Cinderpelt nodded; Leafpaw wondered if StarClan had told her anything about the journey, but if they had the medicine cat said nothing.
“You might tell your father that,” she meowed. “It will help reassure him.”
“Yes, I will.”
They reached the ravine at last; Leafpaw’s paws felt weary as she followed her mentor down the gorse tunnel and into the camp.
“Cinderpelt,” she meowed, “will it do me any harm to eat some of the burdock root?”
“It might give you a bellyache if you eat too much,” Cinderpelt replied. “Why?”
“Just an idea I had.” If I can tell what Squirrelpaw is thinking, she added to herself, maybe she can pick up something from me. She almost felt that she was stupid to hope she could reach her sister across such great distances, but she knew she had to try.
Warmth glimmered in Cinderpelt’s eyes, and she did not press her apprentice to say more. Before she went to her nest in the ferns, Leafpaw bit hard into one of the burdock roots stored in the den, and settled down to sleep with the bitter mouthful in her jaws.
Burdock root. Burdock root, she whispered. Squirrelpaw, can you hear me? Burdock root for rat bites.
Chapter 22
Brambleclaw crouched in the bushes and watched the full moon suspended in the dark blue sky. Back at Fourtrees, the Clans would have met for their Gathering. The thought of the clearing thronged with cats, of gossip exchanged and stories told, made him feel lonelier than ever.
For another endless day they had struggled through the Twolegplace, along Thunderpaths, through fences, over walls.

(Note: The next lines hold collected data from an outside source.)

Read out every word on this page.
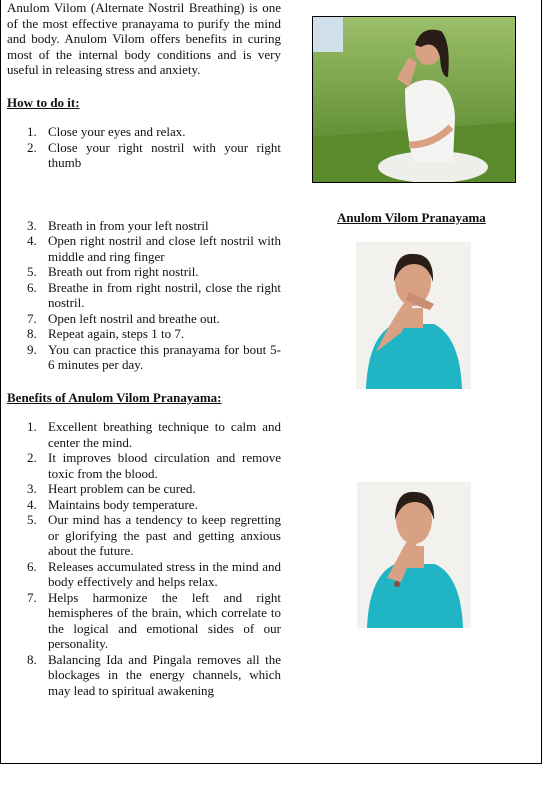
Anulom Vilom (Alternate Nostril Breathing) is one of the most effective pranayama to purify the mind and body. Anulom Vilom offers benefits in curing most of the internal body conditions and is very useful in releasing stress and anxiety.

How to do it:

1. Close your eyes and relax.
2. Close your right nostril with your right thumb
3. Breath in from your left nostril
4. Open right nostril and close left nostril with middle and ring finger
5. Breath out from right nostril.
6. Breathe in from right nostril, close the right nostril.
7. Open left nostril and breathe out.
8. Repeat again, steps 1 to 7.
9. You can practice this pranayama for bout 5-6 minutes per day.

Benefits of Anulom Vilom Pranayama:

1. Excellent breathing technique to calm and center the mind.
2. It improves blood circulation and remove toxic from the blood.
3. Heart problem can be cured.
4. Maintains body temperature.
5. Our mind has a tendency to keep regretting or glorifying the past and getting anxious about the future.
6. Releases accumulated stress in the mind and body effectively and helps relax.
7. Helps harmonize the left and right hemispheres of the brain, which correlate to the logical and emotional sides of our personality.
8. Balancing Ida and Pingala removes all the blockages in the energy channels, which may lead to spiritual awakening

Anulom Vilom Pranayama
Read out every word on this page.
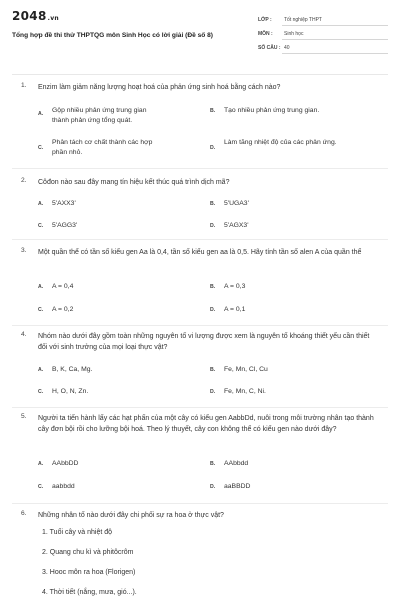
2048.vn
Tổng hợp đề thi thử THPTQG môn Sinh Học có lời giải (Đề số 8)
LỚP : Tốt nghiệp THPT
MÔN : Sinh học
SỐ CÂU : 40
1. Enzim làm giảm năng lượng hoạt hoá của phản ứng sinh hoá bằng cách nào?
A. Gộp nhiều phản ứng trung gian thành phản ứng tổng quát.
B. Tạo nhiều phản ứng trung gian.
C.
Phân tách cơ chất thành các hợp phần nhỏ.
D.
Làm tăng nhiệt độ của các phản ứng.
2. Côđon nào sau đây mang tín hiệu kết thúc quá trình dịch mã?
A. 5'AXX3'	B. 5'UGA3'
C. 5'AGG3'	D. 5'AGX3'
3. Một quần thể có tần số kiểu gen Aa là 0,4, tần số kiểu gen aa là 0,5. Hãy tính tần số alen A của quần thể
A. A = 0,4	B. A = 0,3
C. A = 0,2	D. A = 0,1
4. Nhóm nào dưới đây gồm toàn những nguyên tố vi lượng được xem là nguyên tố khoáng thiết yếu cần thiết đối với sinh trưởng của mọi loại thực vật?
A. B, K, Ca, Mg.	B. Fe, Mn, Cl, Cu
C. H, O, N, Zn.	D. Fe, Mn, C, Ni.
5. Người ta tiến hành lấy các hạt phấn của một cây có kiểu gen AabbDd, nuôi trong môi trường nhân tạo thành cây đơn bội rồi cho lưỡng bội hoá. Theo lý thuyết, cây con không thể có kiểu gen nào dưới đây?
A. AAbbDD	B. AAbbdd
C. aabbdd	D. aaBBDD
6. Những nhân tố nào dưới đây chi phối sự ra hoa ở thực vật?
1. Tuổi cây và nhiệt độ
2. Quang chu kì và phitôcrôm
3. Hooc môn ra hoa (Florigen)
4. Thời tiết (nắng, mưa, gió...).
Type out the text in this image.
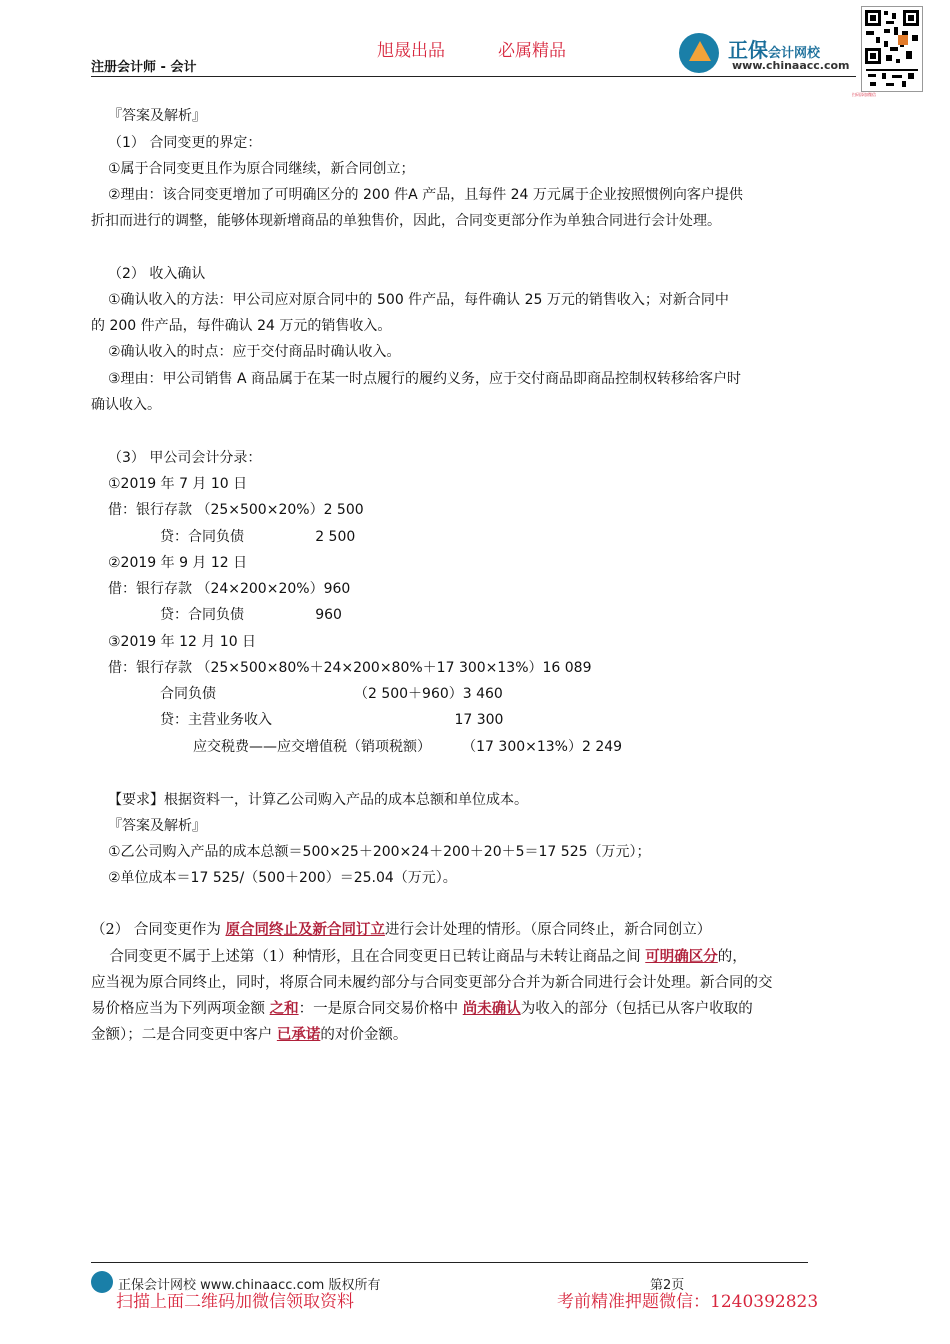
旭晟出品	必属精品
注册会计师 - 会计
正保会计网校
www.chinaacc.com
扫码添加微信
『答案及解析』
（1） 合同变更的界定：
①属于合同变更且作为原合同继续，新合同创立；
②理由：该合同变更增加了可明确区分的 200 件A 产品，且每件 24 万元属于企业按照惯例向客户提供
折扣而进行的调整，能够体现新增商品的单独售价，因此，合同变更部分作为单独合同进行会计处理。
（2） 收入确认
①确认收入的方法：甲公司应对原合同中的 500 件产品，每件确认 25 万元的销售收入；对新合同中
的 200 件产品，每件确认 24 万元的销售收入。
②确认收入的时点：应于交付商品时确认收入。
③理由：甲公司销售 A 商品属于在某一时点履行的履约义务，应于交付商品即商品控制权转移给客户时
确认收入。
（3） 甲公司会计分录：
①2019 年 7 月 10 日
借：银行存款 （25×500×20%）2 500
贷：合同负债                2 500
②2019 年 9 月 12 日
借：银行存款 （24×200×20%）960
贷：合同负债                960
③2019 年 12 月 10 日
借：银行存款 （25×500×80%＋24×200×80%＋17 300×13%）16 089
合同负债                               （2 500＋960）3 460
贷：主营业务收入                                         17 300
应交税费——应交增值税（销项税额）       （17 300×13%）2 249
【要求】根据资料一，计算乙公司购入产品的成本总额和单位成本。
『答案及解析』
①乙公司购入产品的成本总额＝500×25＋200×24＋200＋20＋5＝17 525（万元）；
②单位成本＝17 525/（500＋200）＝25.04（万元）。
（2） 合同变更作为 原合同终止及新合同订立进行会计处理的情形。（原合同终止，新合同创立）
合同变更不属于上述第（1）种情形，且在合同变更日已转让商品与未转让商品之间 可明确区分的，
应当视为原合同终止，同时，将原合同未履约部分与合同变更部分合并为新合同进行会计处理。新合同的交
易价格应当为下列两项金额 之和：一是原合同交易价格中 尚未确认为收入的部分（包括已从客户收取的
金额）；二是合同变更中客户 已承诺的对价金额。
正保会计网校 www.chinaacc.com 版权所有	第2页
扫描上面二维码加微信领取资料	考前精准押题微信：1240392823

At least they had left the worst of the hard ground behind them; now the Thunderpaths were edged with grass, and gardens surrounded the Twoleg nests. They had found shelter for the night beneath some shrubs, and had even managed to hunt.
Yet the sharp teeth of his anxiety kept Brambleclaw awake.
He still did not know if they were going the right way.
Purdy led them on confidently, but the twisting route he took among the Twoleg nests took no account of the sun, and Brambleclaw felt as if the sun-drown place were as far away as it had ever been.
“I think we’re farther away than ever.” Crowpaw had scornfully echoed his thoughts before he settled down to sleep.
Worst of all were his worries about Tawnypelt’s shoulder. Though his sister was too proud to admit she was in pain, by the time they stopped for the night she could barely walk. The rat bite had stopped bleeding, but her shoulder was swollen and the flesh where her fur had been torn away was red and puffy. Brambleclaw didn’t need to be a medicine cat to know that the bite was infected. Squirrelpaw and Feathertail had taken turns licking the wound while Tawnypelt slipped into an uneasy, shallow sleep, but every cat knew that it would take more than that to heal her.
Brambleclaw jumped at a scrabbling sound close by in the bushes, then relaxed when Stormfur appeared and crouched down beside him.
“I’ll watch for a bit if you like,” the gray warrior meowed.
“Thanks.” Brambleclaw arched his back and drove his claws into the ground in a stretch. “I’m not sure I can sleep, though.”
“Try,” Stormfur advised him. “You’ll need your strength for tomorrow.”
“I know.” With another glance at the moon, he added, “I wish we were all safely back at Fourtrees.”
To his surprise Stormfur blinked at him sympathetically.
“We will be soon. Don’t worry. StarClan are with us here just as much as if we were at the Gathering with the rest of our Clans.”
Brambleclaw let out a sigh. Somehow, tangled as they were in Twolegplace, it was hard to imagine the starry warriors weaving among them. With a last look at the moon, he curled up and closed his eyes, and at last managed to sink into sleep.